When Might a Service Mesh Be a Bad Idea?

There are five main reasons why you may not want to consider using a service mesh to manage the potentially complex networking challenges a microservices architecture presents.

1. Service Meshes are Opinionated

Service meshes are a platform solution and thus tend to be very opinionated. This means you may find yourself having to “work their way” vs. the way that makes the most sense for your business or technology stack. This upfront investment may prove to be too costly, depending on your situation.

Similarly, if controlling how applications and services talk to each other is strategically important to your organization, using an existing service mesh makes little sense. Adopting a service mesh lets you benefit from a rising tide, but doesn’t allow you to control your destiny.

2. Service Meshes are Complex

Deploying a service mesh adds considerable complexity. Deployments need to receive sidecars, the service mesh needs to be integrated into the environment and then continually reconfigured, and encryption may have to be redesigned. As a result, running a service mesh on a platform like Kubernetes for instance will require you to become not just an expert for the service mesh of your choice, but also the platform.

3. Service Meshes can be Slow

Routing traffic through a series of proxies can get painfully slow as the mesh grows and routing tables balloon in size.

4. Service Meshes Prefer Self-Contained Blueprints

Adopting a service mesh to trace requests across services is not always as valuable as it first appears.
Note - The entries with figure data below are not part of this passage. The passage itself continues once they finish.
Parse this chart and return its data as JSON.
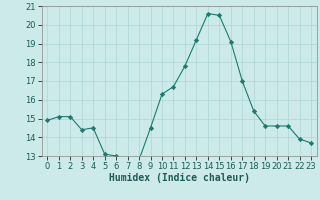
{
  "x": [
    0,
    1,
    2,
    3,
    4,
    5,
    6,
    7,
    8,
    9,
    10,
    11,
    12,
    13,
    14,
    15,
    16,
    17,
    18,
    19,
    20,
    21,
    22,
    23
  ],
  "y": [
    14.9,
    15.1,
    15.1,
    14.4,
    14.5,
    13.1,
    13.0,
    12.8,
    12.8,
    14.5,
    16.3,
    16.7,
    17.8,
    19.2,
    20.6,
    20.5,
    19.1,
    17.0,
    15.4,
    14.6,
    14.6,
    14.6,
    13.9,
    13.7
  ],
  "xlabel": "Humidex (Indice chaleur)",
  "xlim": [
    -0.5,
    23.5
  ],
  "ylim": [
    13,
    21
  ],
  "yticks": [
    13,
    14,
    15,
    16,
    17,
    18,
    19,
    20,
    21
  ],
  "xticks": [
    0,
    1,
    2,
    3,
    4,
    5,
    6,
    7,
    8,
    9,
    10,
    11,
    12,
    13,
    14,
    15,
    16,
    17,
    18,
    19,
    20,
    21,
    22,
    23
  ],
  "line_color": "#1b7b6e",
  "marker_color": "#1b7b6e",
  "bg_color": "#cceaea",
  "grid_color": "#aed4d4",
  "label_fontsize": 7,
  "tick_fontsize": 6
}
For example, if your microservices environment combines applications and services from different teams, it can be very challenging to interpret the traces when they cross the boundaries of different engineering teams and business units, let alone enterprises or cloud providers.

5. Service Meshes are for Developers

Service meshes are focused on tactical developer concerns about service-to-service calls. They do not help control the complex emergent behaviors that organically grow out of applications and services that interact with each other at scale and in unintended ways.
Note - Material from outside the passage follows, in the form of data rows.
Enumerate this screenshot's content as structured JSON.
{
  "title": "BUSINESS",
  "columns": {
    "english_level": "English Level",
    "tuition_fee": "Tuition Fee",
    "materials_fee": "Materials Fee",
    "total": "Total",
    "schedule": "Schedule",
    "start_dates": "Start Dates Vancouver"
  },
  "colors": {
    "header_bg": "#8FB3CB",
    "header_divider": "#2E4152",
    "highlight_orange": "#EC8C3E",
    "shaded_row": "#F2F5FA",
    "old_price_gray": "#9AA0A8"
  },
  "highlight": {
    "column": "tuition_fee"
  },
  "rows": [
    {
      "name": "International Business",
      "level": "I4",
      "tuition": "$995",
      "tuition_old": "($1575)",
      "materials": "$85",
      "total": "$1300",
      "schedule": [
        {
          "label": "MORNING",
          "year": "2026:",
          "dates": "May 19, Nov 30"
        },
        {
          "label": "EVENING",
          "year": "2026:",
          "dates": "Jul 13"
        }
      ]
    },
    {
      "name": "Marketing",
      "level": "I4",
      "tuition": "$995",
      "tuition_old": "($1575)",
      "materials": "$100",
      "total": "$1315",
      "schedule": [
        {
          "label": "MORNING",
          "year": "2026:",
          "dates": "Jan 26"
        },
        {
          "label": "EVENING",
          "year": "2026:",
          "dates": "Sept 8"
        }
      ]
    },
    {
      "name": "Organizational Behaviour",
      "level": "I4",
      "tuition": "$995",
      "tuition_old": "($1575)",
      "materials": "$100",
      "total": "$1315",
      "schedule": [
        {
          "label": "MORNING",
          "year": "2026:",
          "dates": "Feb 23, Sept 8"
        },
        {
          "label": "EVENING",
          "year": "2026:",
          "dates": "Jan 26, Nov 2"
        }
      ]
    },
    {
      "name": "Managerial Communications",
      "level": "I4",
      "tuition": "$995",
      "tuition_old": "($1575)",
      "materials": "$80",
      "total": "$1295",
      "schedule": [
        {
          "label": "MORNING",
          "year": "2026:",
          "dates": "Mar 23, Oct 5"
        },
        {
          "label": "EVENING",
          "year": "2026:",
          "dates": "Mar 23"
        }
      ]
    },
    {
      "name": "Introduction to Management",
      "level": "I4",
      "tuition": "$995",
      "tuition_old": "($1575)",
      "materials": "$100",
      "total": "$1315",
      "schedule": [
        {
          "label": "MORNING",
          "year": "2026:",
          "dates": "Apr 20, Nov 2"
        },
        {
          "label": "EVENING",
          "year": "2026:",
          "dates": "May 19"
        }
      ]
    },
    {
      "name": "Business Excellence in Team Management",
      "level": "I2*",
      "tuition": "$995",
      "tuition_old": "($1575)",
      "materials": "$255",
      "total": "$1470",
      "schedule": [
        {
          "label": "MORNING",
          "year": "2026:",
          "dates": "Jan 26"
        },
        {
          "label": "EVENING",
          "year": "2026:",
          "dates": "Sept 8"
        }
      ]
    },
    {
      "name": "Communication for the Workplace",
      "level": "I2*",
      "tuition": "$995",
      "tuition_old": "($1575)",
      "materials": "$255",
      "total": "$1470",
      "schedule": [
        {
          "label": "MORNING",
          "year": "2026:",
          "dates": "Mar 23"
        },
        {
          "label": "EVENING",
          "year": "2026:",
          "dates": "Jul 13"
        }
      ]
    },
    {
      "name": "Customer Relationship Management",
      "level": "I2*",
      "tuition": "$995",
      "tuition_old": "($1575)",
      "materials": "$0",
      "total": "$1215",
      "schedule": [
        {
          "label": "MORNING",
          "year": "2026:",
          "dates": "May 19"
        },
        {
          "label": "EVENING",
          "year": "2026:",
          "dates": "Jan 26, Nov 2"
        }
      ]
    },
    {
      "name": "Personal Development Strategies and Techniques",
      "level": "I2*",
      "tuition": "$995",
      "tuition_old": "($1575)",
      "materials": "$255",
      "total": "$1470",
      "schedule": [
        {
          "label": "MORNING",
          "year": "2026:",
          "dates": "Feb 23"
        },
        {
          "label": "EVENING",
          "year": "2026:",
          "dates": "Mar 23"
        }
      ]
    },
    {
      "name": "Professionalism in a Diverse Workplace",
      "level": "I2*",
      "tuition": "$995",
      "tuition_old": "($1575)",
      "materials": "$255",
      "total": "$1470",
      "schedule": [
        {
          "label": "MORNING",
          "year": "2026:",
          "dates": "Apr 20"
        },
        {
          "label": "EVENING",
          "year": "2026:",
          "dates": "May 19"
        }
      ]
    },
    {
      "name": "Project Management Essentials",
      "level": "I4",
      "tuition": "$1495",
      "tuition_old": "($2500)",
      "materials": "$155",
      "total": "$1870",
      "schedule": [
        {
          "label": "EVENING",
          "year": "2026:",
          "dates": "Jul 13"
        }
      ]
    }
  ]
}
See our post “Should I use a service mesh?” for more details.

Controlling a Service Landscape

Enterprises continue to parallelize development teams for speed and agility, as a result of which microservice architectures transform into a sprawling landscape of services. As this landscape evolves, it becomes increasingly important that operators are able to control the complex emergent behaviors that result from the continuously changing interaction patterns.

Controlling these behaviors requires a cloud traffic controller such as Glasnostic. Unlike service meshes, which address the comparatively narrow developer concerns around service-to-service calls, Glasnostic is a solution to control the large-scale interaction behaviors of service landscapes so that enterprises can grow and evolve their product portfolio in a more rapid and agile manner.